US payrolls fall short of forecast
Publication date: 9 July 2012
Author: Mark Deans, Moneycorp
The Western media are traditionally indifferent to the human rights violations that take place as a matter of course in North Korea. They were up in arms, however, about a concert attended by Kim Jong-un on Friday, held to mark the centenary of his grandfather, Kim I-sung. Their outrage was sparked by the appearance on stage of Mickey Mouse, Dumbo and other assorted cartoon characters, in a monstrous breach of copyright legislation. The idea of putting an autocrat in front of a bunch of Disney characters was apparently inspired by Wednesday’s Treasury Select Committee hearing.
The committee meets again this afternoon to interview Bank of England Deputy Governor Paul Tucker. With a bit of luck its members will have learnt from their errors last week and will not ask Mr Tucker 13 times whether he has stopped beating his wife. As was the case with the committee’s previous outing, there are no economic data on the agenda to interfere with investors’ enjoyment of the spectacle.

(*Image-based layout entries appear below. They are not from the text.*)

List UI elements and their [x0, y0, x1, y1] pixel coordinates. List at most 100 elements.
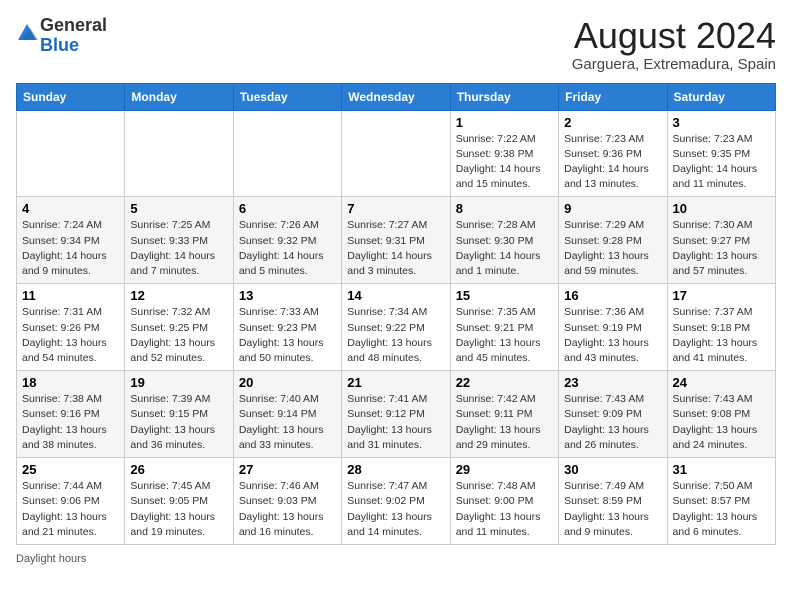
calendar-cell: 2Sunrise: 7:23 AM Sunset: 9:36 PM Daylig…: [559, 110, 667, 197]
day-info: Sunrise: 7:23 AM Sunset: 9:35 PM Dayligh…: [673, 132, 770, 193]
day-number: 13: [239, 288, 336, 303]
logo-general-text: General: [40, 15, 107, 35]
day-number: 31: [673, 462, 770, 477]
day-info: Sunrise: 7:46 AM Sunset: 9:03 PM Dayligh…: [239, 479, 336, 540]
day-info: Sunrise: 7:49 AM Sunset: 8:59 PM Dayligh…: [564, 479, 661, 540]
subtitle: Garguera, Extremadura, Spain: [572, 56, 776, 73]
logo-icon: [16, 22, 38, 44]
weekday-header-saturday: Saturday: [667, 83, 775, 110]
day-number: 27: [239, 462, 336, 477]
footer-note: Daylight hours: [16, 553, 776, 565]
calendar-cell: [17, 110, 125, 197]
calendar-cell: 10 Sunrise: 7:30 AM Sunset: 9:27 PM Dayli…: [667, 197, 775, 284]
day-info: Sunrise: 7:38 AM Sunset: 9:16 PM Dayligh…: [22, 392, 119, 453]
day-info: Sunrise: 7:22 AM Sunset: 9:38 PM Dayligh…: [456, 132, 553, 193]
calendar-cell: 22 Sunrise: 7:42 AM Sunset: 9:11 PM Dayli…: [450, 371, 558, 458]
day-info: Sunrise: 7:36 AM Sunset: 9:19 PM Dayligh…: [564, 305, 661, 366]
calendar-cell: 21Sunrise: 7:41 AM Sunset: 9:12 PM Dayli…: [342, 371, 450, 458]
day-number: 28: [347, 462, 444, 477]
day-number: 23: [564, 375, 661, 390]
calendar-cell: 29 Sunrise: 7:48 AM Sunset: 9:00 PM Dayli…: [450, 458, 558, 545]
calendar-cell: 9Sunrise: 7:29 AM Sunset: 9:28 PM Daylig…: [559, 197, 667, 284]
calendar-cell: [342, 110, 450, 197]
calendar-cell: 18 Sunrise: 7:38 AM Sunset: 9:16 PM Dayli…: [17, 371, 125, 458]
calendar-week-row: 18 Sunrise: 7:38 AM Sunset: 9:16 PM Dayli…: [17, 371, 776, 458]
day-number: 11: [22, 288, 119, 303]
calendar-cell: 15Sunrise: 7:35 AM Sunset: 9:21 PM Dayli…: [450, 284, 558, 371]
calendar-week-row: 1Sunrise: 7:22 AM Sunset: 9:38 PM Daylig…: [17, 110, 776, 197]
day-number: 17: [673, 288, 770, 303]
day-info: Sunrise: 7:25 AM Sunset: 9:33 PM Dayligh…: [130, 218, 227, 279]
day-info: Sunrise: 7:37 AM Sunset: 9:18 PM Dayligh…: [673, 305, 770, 366]
day-info: Sunrise: 7:40 AM Sunset: 9:14 PM Dayligh…: [239, 392, 336, 453]
calendar-cell: 28 Sunrise: 7:47 AM Sunset: 9:02 PM Dayli…: [342, 458, 450, 545]
day-info: Sunrise: 7:28 AM Sunset: 9:30 PM Dayligh…: [456, 218, 553, 279]
day-info: Sunrise: 7:31 AM Sunset: 9:26 PM Dayligh…: [22, 305, 119, 366]
day-number: 19: [130, 375, 227, 390]
calendar-week-row: 4Sunrise: 7:24 AM Sunset: 9:34 PM Daylig…: [17, 197, 776, 284]
day-number: 10: [673, 201, 770, 216]
day-number: 8: [456, 201, 553, 216]
day-info: Sunrise: 7:50 AM Sunset: 8:57 PM Dayligh…: [673, 479, 770, 540]
day-info: Sunrise: 7:33 AM Sunset: 9:23 PM Dayligh…: [239, 305, 336, 366]
day-number: 25: [22, 462, 119, 477]
calendar-cell: [125, 110, 233, 197]
calendar-week-row: 25Sunrise: 7:44 AM Sunset: 9:06 PM Dayli…: [17, 458, 776, 545]
calendar-cell: 4Sunrise: 7:24 AM Sunset: 9:34 PM Daylig…: [17, 197, 125, 284]
calendar-cell: 27 Sunrise: 7:46 AM Sunset: 9:03 PM Dayli…: [233, 458, 341, 545]
day-number: 30: [564, 462, 661, 477]
day-info: Sunrise: 7:43 AM Sunset: 9:08 PM Dayligh…: [673, 392, 770, 453]
weekday-header-sunday: Sunday: [17, 83, 125, 110]
calendar-week-row: 11 Sunrise: 7:31 AM Sunset: 9:26 PM Dayli…: [17, 284, 776, 371]
day-number: 7: [347, 201, 444, 216]
day-number: 15: [456, 288, 553, 303]
day-number: 18: [22, 375, 119, 390]
weekday-header-tuesday: Tuesday: [233, 83, 341, 110]
calendar-cell: 24 Sunrise: 7:43 AM Sunset: 9:08 PM Dayli…: [667, 371, 775, 458]
day-number: 3: [673, 115, 770, 130]
calendar-body: 1Sunrise: 7:22 AM Sunset: 9:38 PM Daylig…: [17, 110, 776, 544]
day-info: Sunrise: 7:45 AM Sunset: 9:05 PM Dayligh…: [130, 479, 227, 540]
logo-blue-text: Blue: [40, 35, 79, 55]
day-number: 26: [130, 462, 227, 477]
calendar-cell: 31 Sunrise: 7:50 AM Sunset: 8:57 PM Dayli…: [667, 458, 775, 545]
calendar-cell: 5 Sunrise: 7:25 AM Sunset: 9:33 PM Daylig…: [125, 197, 233, 284]
calendar-cell: 13 Sunrise: 7:33 AM Sunset: 9:23 PM Dayli…: [233, 284, 341, 371]
title-area: August 2024 Garguera, Extremadura, Spain: [572, 16, 776, 73]
day-info: Sunrise: 7:48 AM Sunset: 9:00 PM Dayligh…: [456, 479, 553, 540]
day-info: Sunrise: 7:24 AM Sunset: 9:34 PM Dayligh…: [22, 218, 119, 279]
calendar-cell: 17 Sunrise: 7:37 AM Sunset: 9:18 PM Dayli…: [667, 284, 775, 371]
calendar-cell: 1Sunrise: 7:22 AM Sunset: 9:38 PM Daylig…: [450, 110, 558, 197]
day-number: 22: [456, 375, 553, 390]
calendar-cell: 30 Sunrise: 7:49 AM Sunset: 8:59 PM Dayli…: [559, 458, 667, 545]
calendar-cell: 20 Sunrise: 7:40 AM Sunset: 9:14 PM Dayli…: [233, 371, 341, 458]
day-info: Sunrise: 7:42 AM Sunset: 9:11 PM Dayligh…: [456, 392, 553, 453]
day-info: Sunrise: 7:29 AM Sunset: 9:28 PM Dayligh…: [564, 218, 661, 279]
day-info: Sunrise: 7:26 AM Sunset: 9:32 PM Dayligh…: [239, 218, 336, 279]
calendar-cell: 7 Sunrise: 7:27 AM Sunset: 9:31 PM Daylig…: [342, 197, 450, 284]
calendar-cell: 6Sunrise: 7:26 AM Sunset: 9:32 PM Daylig…: [233, 197, 341, 284]
day-info: Sunrise: 7:34 AM Sunset: 9:22 PM Dayligh…: [347, 305, 444, 366]
weekday-header-monday: Monday: [125, 83, 233, 110]
day-info: Sunrise: 7:23 AM Sunset: 9:36 PM Dayligh…: [564, 132, 661, 193]
calendar-cell: [233, 110, 341, 197]
calendar-cell: 16Sunrise: 7:36 AM Sunset: 9:19 PM Dayli…: [559, 284, 667, 371]
day-info: Sunrise: 7:47 AM Sunset: 9:02 PM Dayligh…: [347, 479, 444, 540]
weekday-header-thursday: Thursday: [450, 83, 558, 110]
day-number: 29: [456, 462, 553, 477]
calendar-cell: 14Sunrise: 7:34 AM Sunset: 9:22 PM Dayli…: [342, 284, 450, 371]
calendar-table: SundayMondayTuesdayWednesdayThursdayFrid…: [16, 83, 776, 545]
calendar-cell: 25Sunrise: 7:44 AM Sunset: 9:06 PM Dayli…: [17, 458, 125, 545]
day-info: Sunrise: 7:27 AM Sunset: 9:31 PM Dayligh…: [347, 218, 444, 279]
day-info: Sunrise: 7:39 AM Sunset: 9:15 PM Dayligh…: [130, 392, 227, 453]
day-info: Sunrise: 7:43 AM Sunset: 9:09 PM Dayligh…: [564, 392, 661, 453]
day-info: Sunrise: 7:30 AM Sunset: 9:27 PM Dayligh…: [673, 218, 770, 279]
day-number: 20: [239, 375, 336, 390]
calendar-cell: 11 Sunrise: 7:31 AM Sunset: 9:26 PM Dayli…: [17, 284, 125, 371]
day-number: 5: [130, 201, 227, 216]
day-info: Sunrise: 7:41 AM Sunset: 9:12 PM Dayligh…: [347, 392, 444, 453]
daylight-label: Daylight hours: [16, 553, 86, 565]
calendar-cell: 26 Sunrise: 7:45 AM Sunset: 9:05 PM Dayli…: [125, 458, 233, 545]
weekday-header-row: SundayMondayTuesdayWednesdayThursdayFrid…: [17, 83, 776, 110]
day-number: 24: [673, 375, 770, 390]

It would have been a different matter had the interrogation taken place on Friday afternoon. Investors would have had little alternative but to focus on the US Employment report and the world’s most important monthly statistic: the change in US non-farm payrolls. Analysts had predicted an increase of between 90k and 100k. The actual number turned out to be 80k and investors felt obliged to be disappointed.
In the case of almost any other currency that disappointment would have translated into selling pressure. Indeed, the US dollar did indeed fall by half a yen, but just about everywhere else it moved ahead. (Weak payrolls number = weak US recovery = weak global economy = investor nervousness = demand for safe-haven currencies.)
By close of play the euro was down by one US cent and one yen. Sterling was lower too, but only by a third of a US cent and half a yen. It is up by half a euro cent from Friday’s opening level. The commodity dollars all took a knock from the US payrolls number. Against sterling the Canadian dollar is quarter of a cent lower, the Aussie is down by three quarters of a cent and the Kiwi has lost more than a cent.
Today’s statistics rank well below non-farm payrolls in their importance. Japanese machinery orders fell by -14.8% in May and are up by just 1% on the year. Chinese inflation slowed to 2.2% in June. Swiss unemployment remained steady at 2.7% and Germany’s monthly trade surplus narrowed slightly to €15bn. Yet to come are Greek inflation and the Sentix index of Euroland investor confidence. Tonight brings New Zealand business confidence, Australian business confidence, the RICS UK housing price balance and China’s trade surplus.
On Friday almost nothing happened until the US employment report got things going. No item on today’s agenda has anything like the same potential so it could be a quiet one. Don’t forget to watch the deputy governor on TV at half past four (London time).